Freiraum-Beitrag

Über die Arroganz der Alleskönner

26.04.2010 - Ein Freiraum-Beitrag von Heiko Burrack, der mit Burrack NB-Advice Marketingfirmen beim Neukundengeschäft berät.

Eben rief eine Kommunikationsagentur an. Die würden gerne für uns arbeiten, weil sie in unserer Branche so viel Erfahrung haben, wie sie sagen", erzählte mir der Marketingverantwortliche eines großen werbetreibenden Unternehmens. "Ich fragte sie dann, wo sie uns besonders gut unterstützen können, wo also ihre Kernkompetenz liegt. Eine kurze Pause entstand. Dann sagte mir der Anrufer, dass sie eine inhabergeführte Agentur für integrierte Kommunikation seien und sich deswegen überall bestens auskennen würden. Tja. Das Gespräch fand damit ein schnelles Ende", so der genervte Manager weiter. "Ich halte die Arroganz der kleinen und mittelgroßen Agenturen, die glauben, alles zu können, einfach nicht mehr aus."

Gefragte Spezialisten

Die Quintessenz dieses - fast wörtlich wiedergegebenen - Telefonats: Weder Marketing noch Einkauf trauen einer kleinen bzw. mittelständischen Agentur zu, alles zu können. Auch wenn sich Agenturchefs zu Recht über die fehlenden Ablauf- und Strukturkenntnisse des Einkaufs beschweren: Auch das immer wichtigere Procurement hat verstanden, dass man für viele Kommunikationsaufgaben auf Spezialisten setzen muss.

Eine Positionierung als "Alleskönner" passt übrigens auch nicht zu den Bedürfnissen der umsatzrelevanten Agenturkunden: Ist man als werbungstreibendes Unternehmen international aufgestellt, so hat man für die großen Aufgaben eine Network-Agentur. Ist man ein wenig kleiner, so werden die Kampagnen von einer nationalen Lead-Agentur entwickelt. Was bleibt, sind spezielle Aufgaben, für die man einen entsprechenden Sparringpartner braucht. Und dieser Partner muss über die entsprechenden Zielgruppen und Instrumente genau Bescheid wissen. Dazu kommt, dass die technischen Anforderungen für erfolgreiche Kommunikation immer komplexer werden - das macht die Begründung eines integrierten Ansatzes zukünftig noch schwieriger. Denn dass eine kleine Agentur all diese Anforderungen genau kennt und auf dem neuesten Stand halten kann, wird immer unwahrscheinlicher.
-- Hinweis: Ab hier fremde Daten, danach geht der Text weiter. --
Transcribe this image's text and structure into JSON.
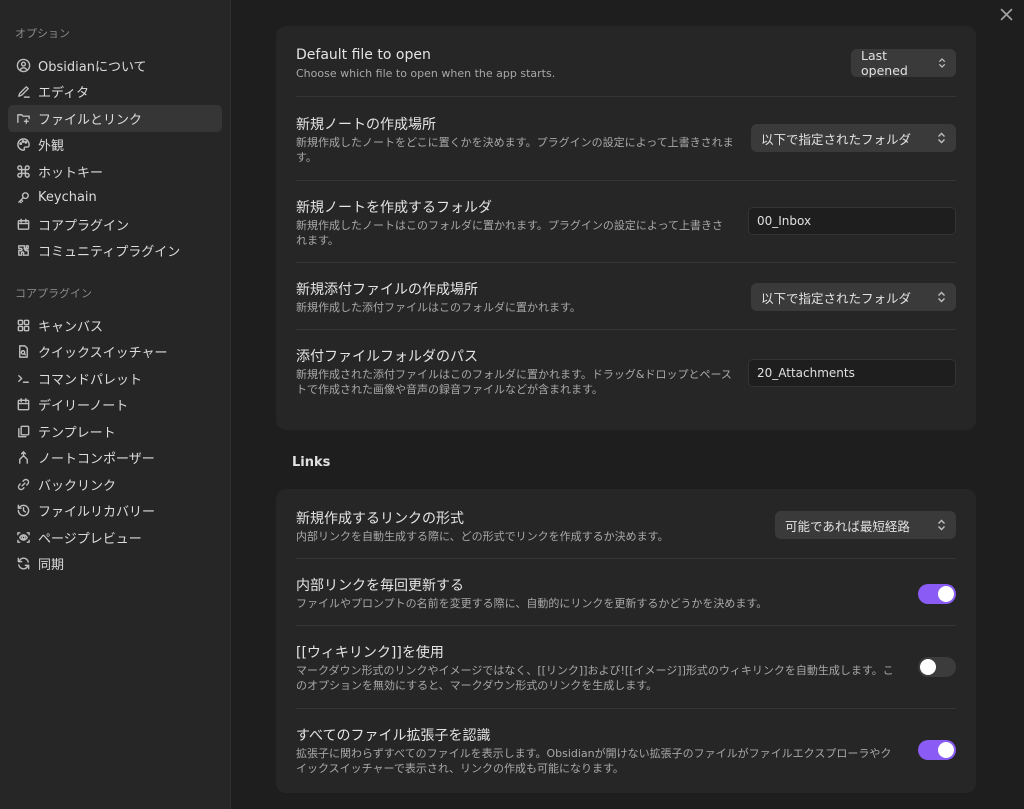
{
  "sidebar": {
    "options_heading": "オプション",
    "options": [
      {
        "label": "Obsidianについて",
        "icon": "info-circle-icon"
      },
      {
        "label": "エディタ",
        "icon": "pencil-icon"
      },
      {
        "label": "ファイルとリンク",
        "icon": "folder-link-icon",
        "active": true
      },
      {
        "label": "外観",
        "icon": "palette-icon"
      },
      {
        "label": "ホットキー",
        "icon": "command-icon"
      },
      {
        "label": "Keychain",
        "icon": "key-icon"
      },
      {
        "label": "コアプラグイン",
        "icon": "plug-icon"
      },
      {
        "label": "コミュニティプラグイン",
        "icon": "puzzle-icon"
      }
    ],
    "core_heading": "コアプラグイン",
    "core": [
      {
        "label": "キャンバス",
        "icon": "grid-icon"
      },
      {
        "label": "クイックスイッチャー",
        "icon": "file-search-icon"
      },
      {
        "label": "コマンドパレット",
        "icon": "terminal-icon"
      },
      {
        "label": "デイリーノート",
        "icon": "calendar-icon"
      },
      {
        "label": "テンプレート",
        "icon": "copy-icon"
      },
      {
        "label": "ノートコンポーザー",
        "icon": "merge-icon"
      },
      {
        "label": "バックリンク",
        "icon": "link-icon"
      },
      {
        "label": "ファイルリカバリー",
        "icon": "history-icon"
      },
      {
        "label": "ページプレビュー",
        "icon": "scan-eye-icon"
      },
      {
        "label": "同期",
        "icon": "sync-icon"
      }
    ]
  },
  "files": {
    "default_file": {
      "title": "Default file to open",
      "desc": "Choose which file to open when the app starts.",
      "value": "Last opened"
    },
    "new_note_location": {
      "title": "新規ノートの作成場所",
      "desc": "新規作成したノートをどこに置くかを決めます。プラグインの設定によって上書きされます。",
      "value": "以下で指定されたフォルダ"
    },
    "new_note_folder": {
      "title": "新規ノートを作成するフォルダ",
      "desc": "新規作成したノートはこのフォルダに置かれます。プラグインの設定によって上書きされます。",
      "value": "00_Inbox"
    },
    "attachment_location": {
      "title": "新規添付ファイルの作成場所",
      "desc": "新規作成した添付ファイルはこのフォルダに置かれます。",
      "value": "以下で指定されたフォルダ"
    },
    "attachment_path": {
      "title": "添付ファイルフォルダのパス",
      "desc": "新規作成された添付ファイルはこのフォルダに置かれます。ドラッグ&ドロップとペーストで作成された画像や音声の録音ファイルなどが含まれます。",
      "value": "20_Attachments"
    }
  },
  "links": {
    "heading": "Links",
    "link_format": {
      "title": "新規作成するリンクの形式",
      "desc": "内部リンクを自動生成する際に、どの形式でリンクを作成するか決めます。",
      "value": "可能であれば最短経路"
    },
    "auto_update": {
      "title": "内部リンクを毎回更新する",
      "desc": "ファイルやプロンプトの名前を変更する際に、自動的にリンクを更新するかどうかを決めます。",
      "on": true
    },
    "wikilinks": {
      "title": "[[ウィキリンク]]を使用",
      "desc": "マークダウン形式のリンクやイメージではなく、[[リンク]]および![[イメージ]]形式のウィキリンクを自動生成します。このオプションを無効にすると、マークダウン形式のリンクを生成します。",
      "on": false
    },
    "all_extensions": {
      "title": "すべてのファイル拡張子を認識",
      "desc": "拡張子に関わらずすべてのファイルを表示します。Obsidianが開けない拡張子のファイルがファイルエクスプローラやクイックスイッチャーで表示され、リンクの作成も可能になります。",
      "on": true
    }
  },
  "colors": {
    "accent": "#8a5cf5",
    "background": "#1e1e1e",
    "panel": "#262626"
  }
}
Das finale Argument gegen eine Positionierung als "Agentur für integrierte Kommunikation" liefert Google. Gibt man diesen Begriff dort ein und beschränkt die Suche auf Deutschland, so erhält man mehr als 80.000 Treffer. Sicher sind dort viele Doppelungen enthalten - aber will man wirklich ein winziges Teil dieser unüberschaubaren Masse sein? Das Sprichwort "Nur tote Fische schwimmen mit dem Strom" enthält hier viel Wahrheit.

Positionierungsfragen lassen sich neben dem Leistungsschwerpunkt auch an der Eigendarstellung im Internet festmachen. Zum einen tauchen hier immer die gleichen Buzz-Wörter wie "schnell" und "zuverlässig" auf. Zum anderen erschöpfen sich die Referenzen für integrierte Kommunikation in der Darstellung einzelner Werbemittel, oder es wird lediglich das gleiche Key-Visual als verbindendes Element eingesetzt. Viele Agenturen reden eben von einem ganzheitlichen Denken - das tatsächliche Handeln ist aber singulär. Die Geschäftsführer werden übrigens in Anzug und weißem Hemd, aber immer schön ohne Krawatte abgebildet. Und als krönender Abschluss der Bilderreihe ist natürlich der Agenturhund zu bewundern (siehe dazu auch www.agenturhund.com).

Beziehung mit Vertrauen

Aus all diesen Gründen halte ich eine Positionierung als Alleskönner für falsch - ganz abgesehen davon, dass dies kein New-Business-Ansatz sein kann. Etwas anderes ist es allerdings, wenn ein bestehender Kunde nach weiteren Dienstleistungen fragt. In diesem Fall wird die Agentur sicherlich mehr anbieten können, auch wenn sie dabei ihre Kernkompetenz verlässt. Besteht eine solche Beziehung mit Vertrauen, so wird die Agentur hier leichter mehr verkaufen können.